Your days of having the same dish for a week straight are over
Quezo de bola and ham egg cups
Ingredients
6 medium eggs
1⁄8 cup queso de bola, cut in square chunks
6 tbsp spring onion
1⁄8 cup ham, cut in strips
2 tbsp cooking oil
Procedure
- Pre-heat oven to 180° C. Coat muffin tin with cooking oil.
- In a medium-sized bowl, combine and whisk together eggs, ham, cheese, and spring onion. Season with salt and pepper.
- Fill muffin tin with egg mixture.
- Bake for 20 mins for a runny consistency or 30 mins for a crisp finish. This can be stored up to 5 days in the refrigerator.
Lechon veggie pasta
Ingredients
250g dry whole wheat spaghetti or regular spaghetti
250g lechon, chopped
6 cloves garlic, thinly sliced
1 cup oyster sauce
1⁄4 cup sesame oil
1⁄2 cup purple cabbage, cut into strips
1⁄4 cup yellow bell pepper, cut into strips
1⁄2 cup broccoli
1⁄2 cup spinach
Salt and pepper
Procedure
- Boil pasta in a pot with salted water for 6 mins. Drain and set aside.
- Over medium heat, sauté all vegetables in a wok with sesame oil until color starts to brighten and set aside.
- Add lechon and reheat for 5 mins.
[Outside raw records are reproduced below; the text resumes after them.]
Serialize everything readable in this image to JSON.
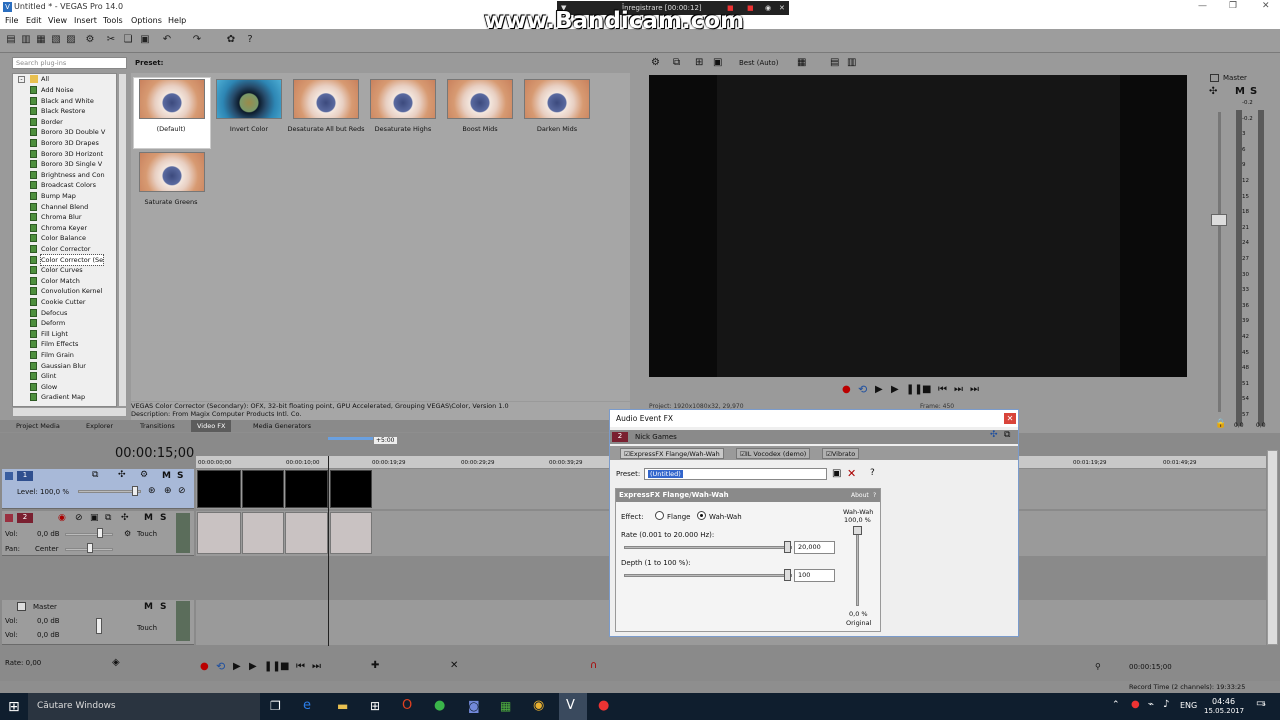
{
  "window": {
    "title": "Untitled * - VEGAS Pro 14.0"
  },
  "menu": [
    "File",
    "Edit",
    "View",
    "Insert",
    "Tools",
    "Options",
    "Help"
  ],
  "overlay": {
    "brand": "www.Bandicam.com",
    "recording": "Înregistrare [00:00:12]"
  },
  "fx_browser": {
    "search_placeholder": "Search plug-ins",
    "preset_heading": "Preset:",
    "root": "All",
    "items": [
      "Add Noise",
      "Black and White",
      "Black Restore",
      "Border",
      "Bororo 3D Double V",
      "Bororo 3D Drapes",
      "Bororo 3D Horizont",
      "Bororo 3D Single V",
      "Brightness and Con",
      "Broadcast Colors",
      "Bump Map",
      "Channel Blend",
      "Chroma Blur",
      "Chroma Keyer",
      "Color Balance",
      "Color Corrector",
      "Color Corrector (Se",
      "Color Curves",
      "Color Match",
      "Convolution Kernel",
      "Cookie Cutter",
      "Defocus",
      "Deform",
      "Fill Light",
      "Film Effects",
      "Film Grain",
      "Gaussian Blur",
      "Glint",
      "Glow",
      "Gradient Map"
    ],
    "selected_index": 16,
    "presets": [
      "(Default)",
      "Invert Color",
      "Desaturate All but Reds",
      "Desaturate Highs",
      "Boost Mids",
      "Darken Mids",
      "Saturate Greens"
    ],
    "description_1": "VEGAS Color Corrector (Secondary): OFX, 32-bit floating point, GPU Accelerated, Grouping VEGAS\\Color, Version 1.0",
    "description_2": "Description: From Magix Computer Products Intl. Co.",
    "tabs": [
      "Project Media",
      "Explorer",
      "Transitions",
      "Video FX",
      "Media Generators"
    ],
    "active_tab": "Video FX"
  },
  "preview": {
    "quality": "Best (Auto)",
    "project": "Project:   1920x1080x32, 29,970",
    "frame": "Frame:   450"
  },
  "mixer": {
    "label": "Master",
    "scale": [
      "-0.2",
      "-0.2",
      "3",
      "6",
      "9",
      "12",
      "15",
      "18",
      "21",
      "24",
      "27",
      "30",
      "33",
      "36",
      "39",
      "42",
      "45",
      "48",
      "51",
      "54",
      "57"
    ],
    "bottom": [
      "0,0",
      "0,0"
    ]
  },
  "timeline": {
    "timecode": "00:00:15;00",
    "ruler": [
      "00:00:00;00",
      "00:00:10;00",
      "00:00:19;29",
      "00:00:29;29",
      "00:00:39;29",
      "00:01:19;29",
      "00:01:49;29"
    ],
    "plus": "+5:00",
    "video_track": {
      "num": "1",
      "level": "Level: 100,0 %"
    },
    "audio_track": {
      "num": "2",
      "vol": "Vol:",
      "vol_val": "0,0 dB",
      "pan": "Pan:",
      "pan_val": "Center",
      "mode": "Touch"
    },
    "master": {
      "label": "Master",
      "vol": "Vol:",
      "vol_val": "0,0 dB",
      "vol2": "Vol:",
      "vol2_val": "0,0 dB",
      "mode": "Touch"
    },
    "rate": "Rate: 0,00",
    "end_time": "00:00:15;00",
    "record_time": "Record Time (2 channels): 19:33:25"
  },
  "dialog": {
    "title": "Audio Event FX",
    "track": "Nick Games",
    "track_num": "2",
    "chain": [
      "ExpressFX Flange/Wah-Wah",
      "IL Vocodex (demo)",
      "Vibrato"
    ],
    "preset_label": "Preset:",
    "preset_value": "(Untitled)",
    "plugin_title": "ExpressFX Flange/Wah-Wah",
    "about": "About",
    "effect_label": "Effect:",
    "opt_flange": "Flange",
    "opt_wah": "Wah-Wah",
    "selected_effect": "Wah-Wah",
    "rate_label": "Rate (0.001 to 20.000 Hz):",
    "rate_value": "20,000",
    "depth_label": "Depth (1 to 100 %):",
    "depth_value": "100",
    "wah_label": "Wah-Wah",
    "wah_top": "100,0 %",
    "wah_bottom": "0,0 %",
    "wah_original": "Original"
  },
  "taskbar": {
    "search": "Căutare Windows",
    "lang": "ENG",
    "time": "04:46",
    "date": "15.05.2017",
    "notif": "5"
  }
}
Add pasta, oyster sauce, and vegetables. Stir-fry for 7-10 mins.
- Season with salt and pepper.
Fruitcake balls
Ingredients
1/2 cup all-purpose flour
1/2 cup cornstarch
1/2 tsp baking powder
1/2 tsp salt
1 cup chilled carbonated water
1 loaf fruitcake, cut into 6-8 squares
4 cups frying oil
Procedure
- In a deep frying pan, heat oil
- For the batter, whisk all-purpose flour, cornstarch, baking powder, carbonated water and salt together until batter consistency is achieved
- Using your hands, mold the fruitcake into balls and dip in batter
- Deep fry until golden brown. Best served hot and freshly cooked.